1 The Earlswood lakes are a most impressive series of reservoirs constructed to serve the Stratford Canal. A tall brick engine house survives, built to house a beam pumping engine of 1823, but the machinery has gone.
2 The Earlswood reservoirs with their water surface of 85 acres and capacity of 34 million cubic feet….begun in 1821. Most of the water lay below canal level, thus in 1822 a steam engine was bought….it pumped until 1936, in later days the boilers were out and a large vertical boiler was installed outside.
3 The building is described but is at SP1174 and is therefore not in Warwickshire, although the lakes are.
- For the sources of these notes, see the
- Timetrail record
- produced by the Historic Environment Record.
Comments
There were footpaths around the lakes which were surfaced with loose aggregates.
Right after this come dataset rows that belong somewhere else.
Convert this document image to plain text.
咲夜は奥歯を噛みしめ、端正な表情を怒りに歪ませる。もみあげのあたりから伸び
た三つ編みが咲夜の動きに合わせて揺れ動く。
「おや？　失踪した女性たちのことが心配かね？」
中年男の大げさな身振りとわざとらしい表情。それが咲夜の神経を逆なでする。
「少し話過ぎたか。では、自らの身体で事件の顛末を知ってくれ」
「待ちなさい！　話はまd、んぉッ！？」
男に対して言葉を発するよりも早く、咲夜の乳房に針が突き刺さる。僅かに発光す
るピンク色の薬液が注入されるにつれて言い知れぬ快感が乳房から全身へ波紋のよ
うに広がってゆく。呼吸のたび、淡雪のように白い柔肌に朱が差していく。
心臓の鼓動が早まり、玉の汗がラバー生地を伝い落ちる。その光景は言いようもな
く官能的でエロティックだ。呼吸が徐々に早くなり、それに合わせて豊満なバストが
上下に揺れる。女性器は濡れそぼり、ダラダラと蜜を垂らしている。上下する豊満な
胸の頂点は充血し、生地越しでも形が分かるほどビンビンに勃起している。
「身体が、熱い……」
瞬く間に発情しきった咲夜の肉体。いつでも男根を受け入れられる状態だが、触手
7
In the 1990’s and 2000’s I was involved with a voluntary group called the British Trust for Conservation Volunteers (later the BTCV) which had the long term job of resurfacing the paths. I was told that the paths had originally been built by Italian POW’s in the 1940’s. If that is the case, they had done a good job, if they only needed resurfacing that much later on. So we did it over a period of a few years, on volunteer days. We would re-dig the paths, put down coarse aggregates and finally surface it with finer aggregates. We had one of our local MP’s turn up one morning to help: James Plaskitt, who was Labour MP for Warwick & Leamington at the time.
I will have to go back there at some point to see if they are holding up after all of our work!